Search for missing plane continues
Aerial searches for the missing plane resumed Tuesday morning.
Crews in both the helicopter and fixed-wing planes focused on the area near the Easy Pass trail near Mazama in the Methow Valley, based on the route Autumn Veatch said she took from the plane.
Volunteers from the Civil Air Patrol and the American Red Cross as well as personnel from the U.S. Air Force Rescue Coordination Center, NAS Whidbey Island and Snohomish County Sherriff's Office are assisting WSDOT Aviation Emergency Services with the search. An incident command has been set up in Bellingham, near the airport.

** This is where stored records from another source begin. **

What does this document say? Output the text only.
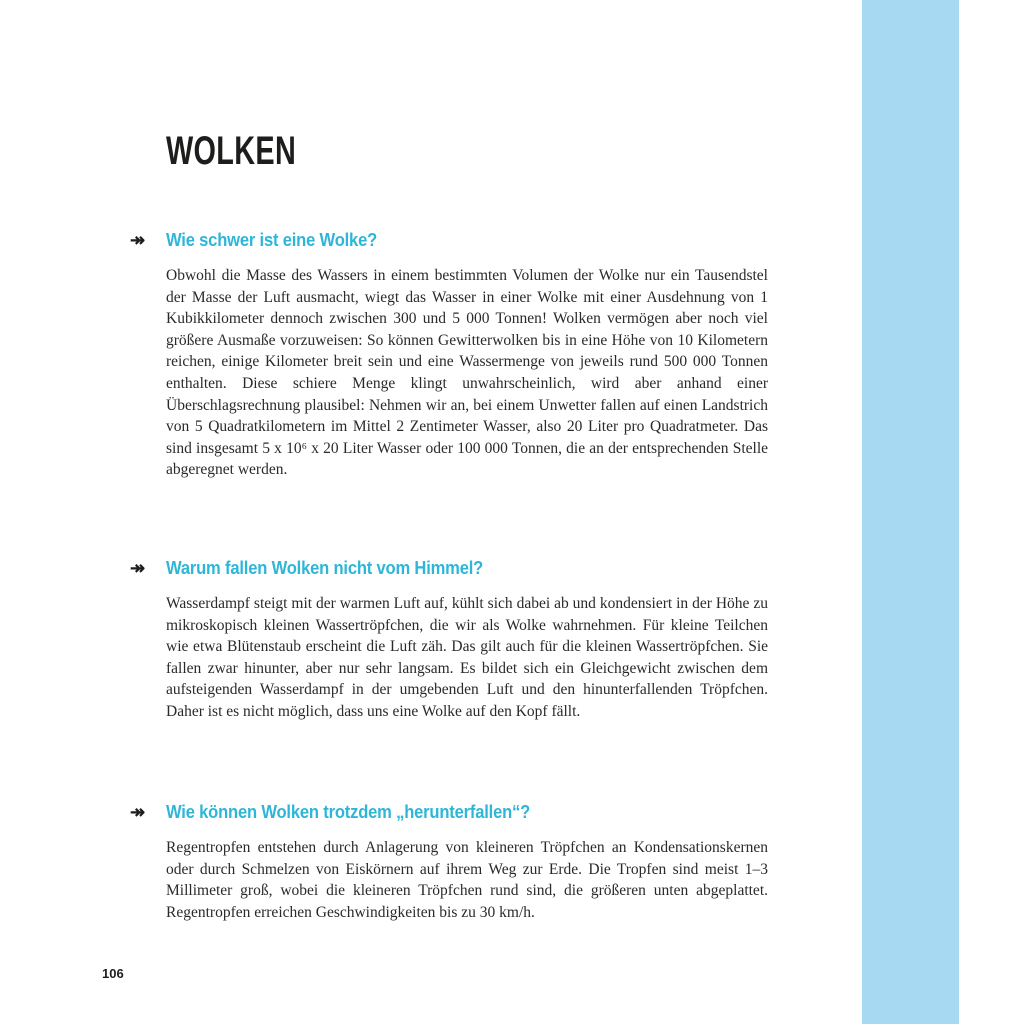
WOLKEN
↠	Wie schwer ist eine Wolke?

Obwohl die Masse des Wassers in einem bestimmten Volumen der Wolke nur ein Tausendstel der Masse der Luft ausmacht, wiegt das Wasser in einer Wolke mit einer Ausdehnung von 1 Kubikkilometer dennoch zwischen 300 und 5 000 Tonnen! Wolken vermögen aber noch viel größere Ausmaße vorzuweisen: So können Gewitterwolken bis in eine Höhe von 10 Kilometern reichen, einige Kilometer breit sein und eine Wassermenge von jeweils rund 500 000 Tonnen enthalten. Diese schiere Menge klingt unwahrscheinlich, wird aber anhand einer Überschlagsrechnung plausibel: Nehmen wir an, bei einem Unwetter fallen auf einen Landstrich von 5 Quadratkilometern im Mittel 2 Zentimeter Wasser, also 20 Liter pro Quadratmeter. Das sind insgesamt 5 x 10⁶ x 20 Liter Wasser oder 100 000 Tonnen, die an der entsprechenden Stelle abgeregnet werden.

↠	Warum fallen Wolken nicht vom Himmel?

Wasserdampf steigt mit der warmen Luft auf, kühlt sich dabei ab und kondensiert in der Höhe zu mikroskopisch kleinen Wassertröpfchen, die wir als Wolke wahrnehmen. Für kleine Teilchen wie etwa Blütenstaub erscheint die Luft zäh. Das gilt auch für die kleinen Wassertröpfchen. Sie fallen zwar hinunter, aber nur sehr langsam. Es bildet sich ein Gleichgewicht zwischen dem aufsteigenden Wasserdampf in der umgebenden Luft und den hinunterfallenden Tröpfchen. Daher ist es nicht möglich, dass uns eine Wolke auf den Kopf fällt.

↠	Wie können Wolken trotzdem „herunterfallen“?

Regentropfen entstehen durch Anlagerung von kleineren Tröpfchen an Kondensationskernen oder durch Schmelzen von Eiskörnern auf ihrem Weg zur Erde. Die Tropfen sind meist 1–3 Millimeter groß, wobei die kleineren Tröpfchen rund sind, die größeren unten abgeplattet. Regentropfen erreichen Geschwindigkeiten bis zu 30 km/h.

106
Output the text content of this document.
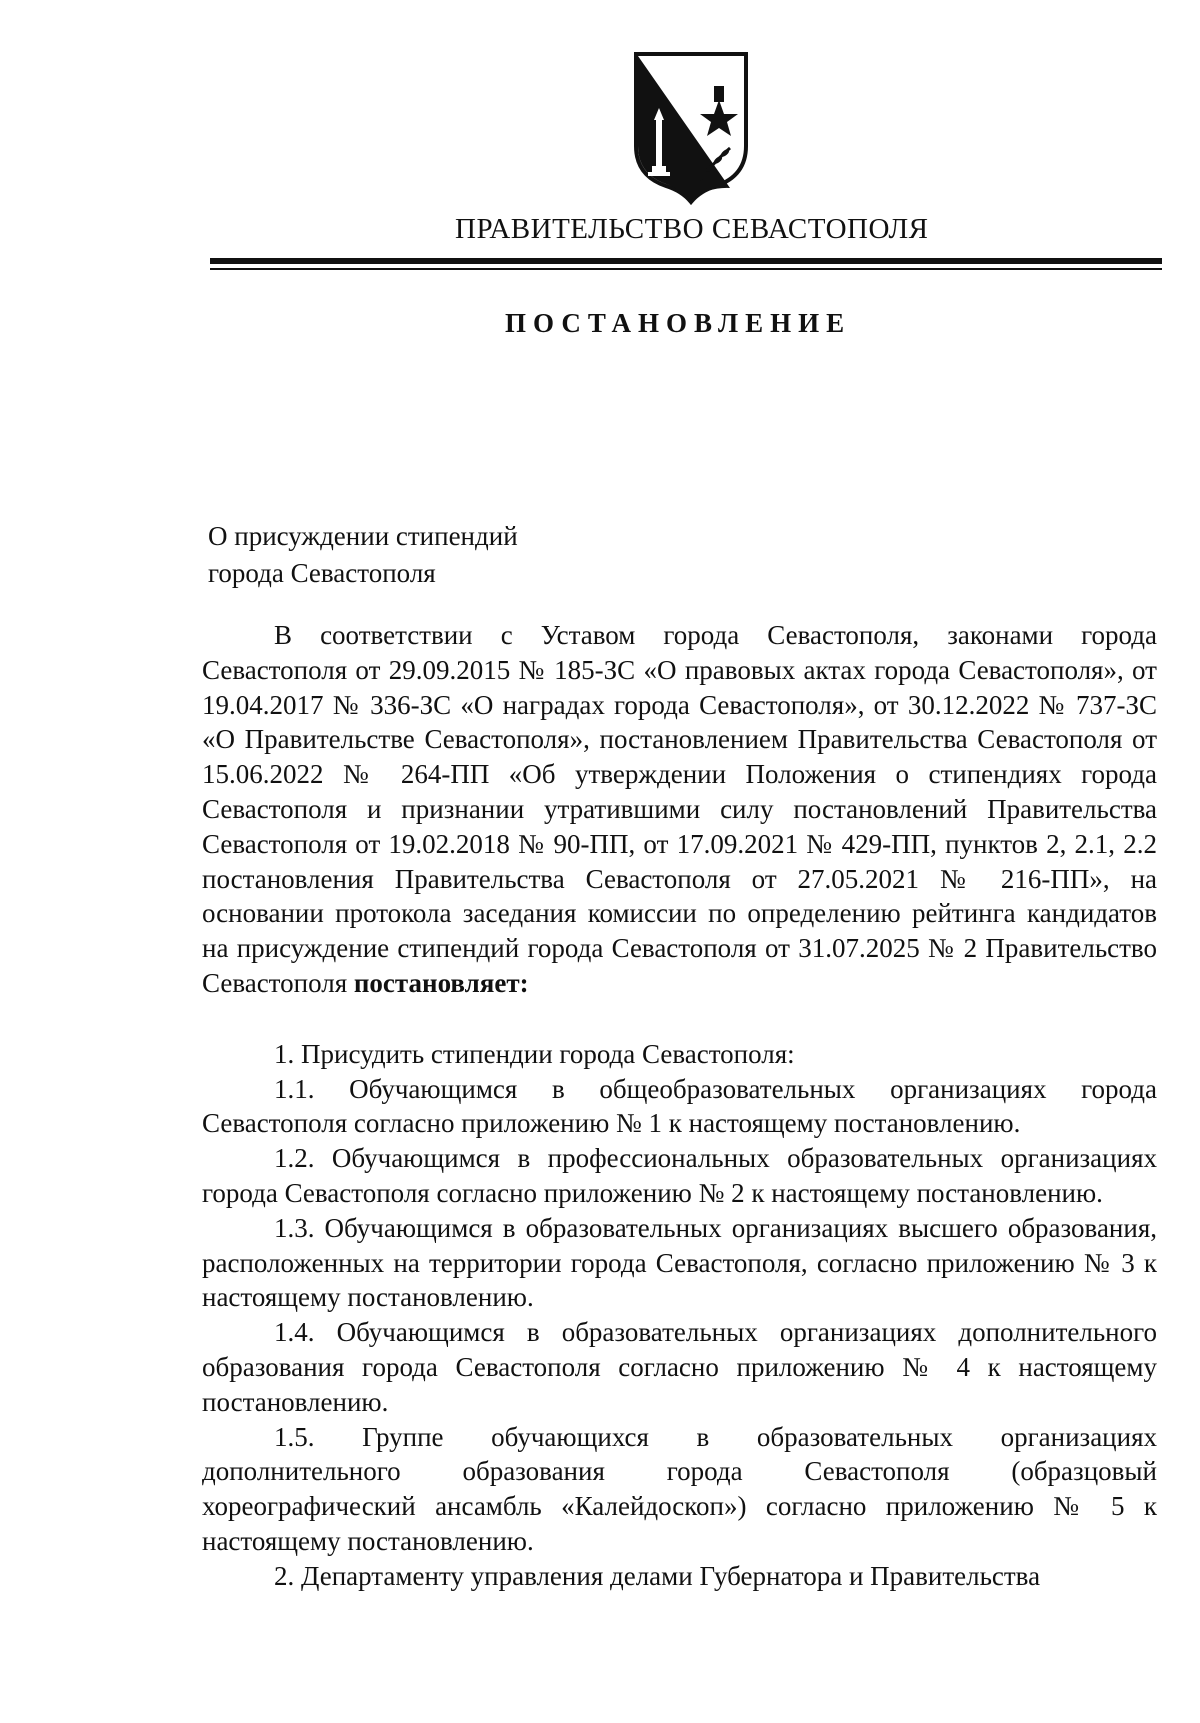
ПРАВИТЕЛЬСТВО СЕВАСТОПОЛЯ
ПОСТАНОВЛЕНИЕ
О присуждении стипендий
города Севастополя

В соответствии с Уставом города Севастополя, законами города Севастополя от 29.09.2015 № 185-ЗС «О правовых актах города Севастополя», от 19.04.2017 № 336-ЗС «О наградах города Севастополя», от 30.12.2022 № 737-ЗС «О Правительстве Севастополя», постановлением Правительства Севастополя от 15.06.2022 № 264-ПП «Об утверждении Положения о стипендиях города Севастополя и признании утратившими силу постановлений Правительства Севастополя от 19.02.2018 № 90-ПП, от 17.09.2021 № 429-ПП, пунктов 2, 2.1, 2.2 постановления Правительства Севастополя от 27.05.2021 № 216-ПП», на основании протокола заседания комиссии по определению рейтинга кандидатов на присуждение стипендий города Севастополя от 31.07.2025 № 2 Правительство Севастополя постановляет:

1. Присудить стипендии города Севастополя:

1.1. Обучающимся в общеобразовательных организациях города Севастополя согласно приложению № 1 к настоящему постановлению.

1.2. Обучающимся в профессиональных образовательных организациях города Севастополя согласно приложению № 2 к настоящему постановлению.

1.3. Обучающимся в образовательных организациях высшего образования, расположенных на территории города Севастополя, согласно приложению № 3 к настоящему постановлению.

1.4. Обучающимся в образовательных организациях дополнительного образования города Севастополя согласно приложению № 4 к настоящему постановлению.

1.5. Группе обучающихся в образовательных организациях дополнительного образования города Севастополя (образцовый хореографический ансамбль «Калейдоскоп») согласно приложению № 5 к настоящему постановлению.

2. Департаменту управления делами Губернатора и Правительства
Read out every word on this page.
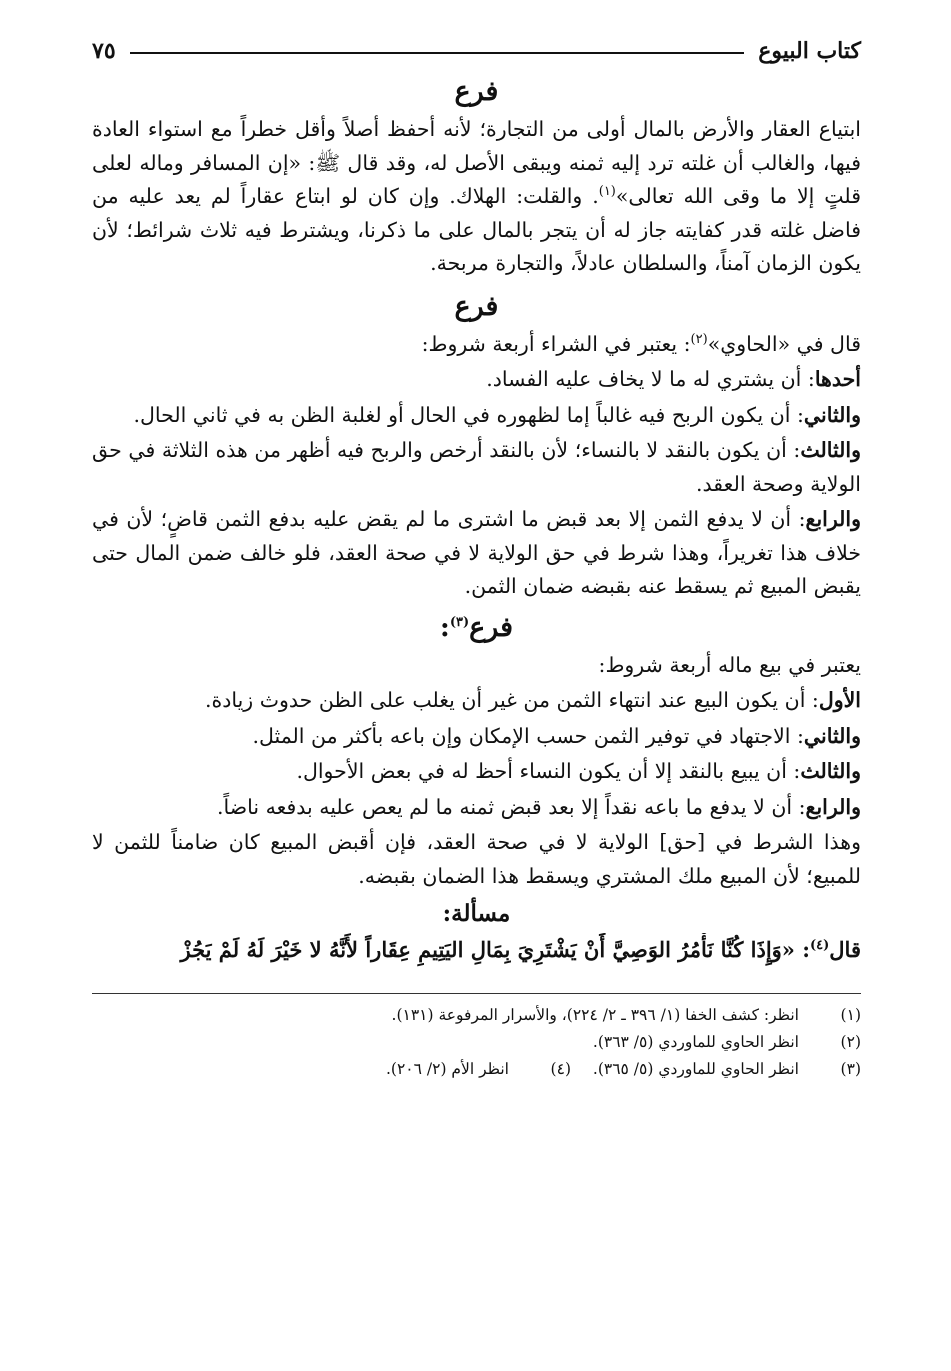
كتاب البيوع
٧٥
فرع

ابتياع العقار والأرض بالمال أولى من التجارة؛ لأنه أحفظ أصلاً وأقل خطراً مع استواء العادة فيها، والغالب أن غلته ترد إليه ثمنه ويبقى الأصل له، وقد قال ﷺ: «إن المسافر وماله لعلى قلتٍ إلا ما وقى الله تعالى»$^{(١)}$. والقلت: الهلاك. وإن كان لو ابتاع عقاراً لم يعد عليه من فاضل غلته قدر كفايته جاز له أن يتجر بالمال على ما ذكرنا، ويشترط فيه ثلاث شرائط؛ لأن يكون الزمان آمناً، والسلطان عادلاً، والتجارة مربحة.

فرع

قال في «الحاوي»$^{(٢)}$: يعتبر في الشراء أربعة شروط:

أحدها: أن يشتري له ما لا يخاف عليه الفساد.

والثاني: أن يكون الربح فيه غالباً إما لظهوره في الحال أو لغلبة الظن به في ثاني الحال.

والثالث: أن يكون بالنقد لا بالنساء؛ لأن بالنقد أرخص والربح فيه أظهر من هذه الثلاثة في حق الولاية وصحة العقد.

والرابع: أن لا يدفع الثمن إلا بعد قبض ما اشترى ما لم يقض عليه بدفع الثمن قاضٍ؛ لأن في خلاف هذا تغريراً، وهذا شرط في حق الولاية لا في صحة العقد، فلو خالف ضمن المال حتى يقبض المبيع ثم يسقط عنه بقبضه ضمان الثمن.

فرع$^{(٣)}$:

يعتبر في بيع ماله أربعة شروط:

الأول: أن يكون البيع عند انتهاء الثمن من غير أن يغلب على الظن حدوث زيادة.

والثاني: الاجتهاد في توفير الثمن حسب الإمكان وإن باعه بأكثر من المثل.

والثالث: أن يبيع بالنقد إلا أن يكون النساء أحظ له في بعض الأحوال.

والرابع: أن لا يدفع ما باعه نقداً إلا بعد قبض ثمنه ما لم يعص عليه بدفعه ناضاً.

وهذا الشرط في [حق] الولاية لا في صحة العقد، فإن أقبض المبيع كان ضامناً للثمن لا للمبيع؛ لأن المبيع ملك المشتري ويسقط هذا الضمان بقبضه.

مسألة:
قال$^{(٤)}$: «وَإِذَا كُنَّا نَأْمُرُ الوَصِيَّ أَنْ يَشْتَرِيَ بِمَالِ اليَتِيمِ عِقَاراً لأَنَّهُ لا خَيْرَ لَهُ لَمْ يَجُزْ
(١)
انظر: كشف الخفا (١/ ٣٩٦ ـ ٢/ ٢٢٤)، والأسرار المرفوعة (١٣١).
(٢)
انظر الحاوي للماوردي (٥/ ٣٦٣).
(٣)
انظر الحاوي للماوردي (٥/ ٣٦٥).
(٤)
انظر الأم (٢/ ٢٠٦).
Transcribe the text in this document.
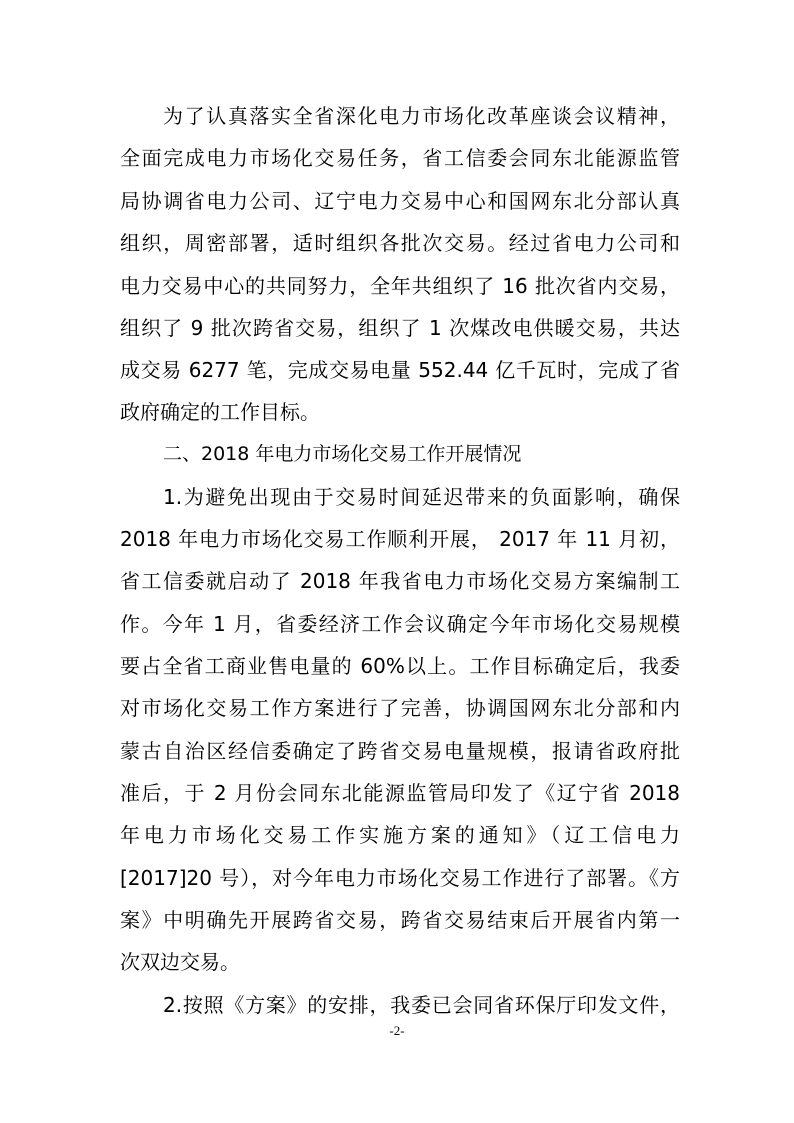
为了认真落实全省深化电力市场化改革座谈会议精神，
全面完成电力市场化交易任务，省工信委会同东北能源监管
局协调省电力公司、辽宁电力交易中心和国网东北分部认真
组织，周密部署，适时组织各批次交易。经过省电力公司和
电力交易中心的共同努力，全年共组织了 16 批次省内交易，
组织了 9 批次跨省交易，组织了 1 次煤改电供暖交易，共达
成交易 6277 笔，完成交易电量 552.44 亿千瓦时，完成了省
政府确定的工作目标。
二、2018 年电力市场化交易工作开展情况
1.为避免出现由于交易时间延迟带来的负面影响，确保
2018 年电力市场化交易工作顺利开展， 2017 年 11 月初，
省工信委就启动了 2018 年我省电力市场化交易方案编制工
作。今年 1 月，省委经济工作会议确定今年市场化交易规模
要占全省工商业售电量的 60%以上。工作目标确定后，我委
对市场化交易工作方案进行了完善，协调国网东北分部和内
蒙古自治区经信委确定了跨省交易电量规模，报请省政府批
准后，于 2 月份会同东北能源监管局印发了《辽宁省 2018
年电力市场化交易工作实施方案的通知》（辽工信电力
[2017]20 号），对今年电力市场化交易工作进行了部署。《方
案》中明确先开展跨省交易，跨省交易结束后开展省内第一
次双边交易。
2.按照《方案》的安排，我委已会同省环保厅印发文件，
-2-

On Tuesday evening, crews continued their search of the missing plane.
Friends relieved to her Autumn's voice
Friends of the Bellingham teen said they were relieved to hear Autumn's voice on Monday afternoon.
“I’m just happy she’s safe,” Amber said through tears.
She, Savannah Lampman, and Trevor Lampman all talked to her on speaker phone Monday afternoon after Autumn called her father from an ambulance heading to the hospital in Brewster.
“Honestly, I wish I could be right there with her right now,” Amber said.
They said Autumn was happy she was safe and even made them laugh.
“She said she could really use McDonald's right now,” Savannah Lampman said.
They said Autumn loves technology, art, and music. They told KIRO 7 she plays piano and also bass guitar in a band; she’s not a hiker at all.
Her friends couldn’t imagine how she managed to survive not only a plane crash in the North Cascades, but also two nights in the wilderness while hiking to safety.
“It’s miraculous,” Santina Lampman, a friend of Autumn’s father, said. “It's completely amazing that she did it. I'm so proud of her.”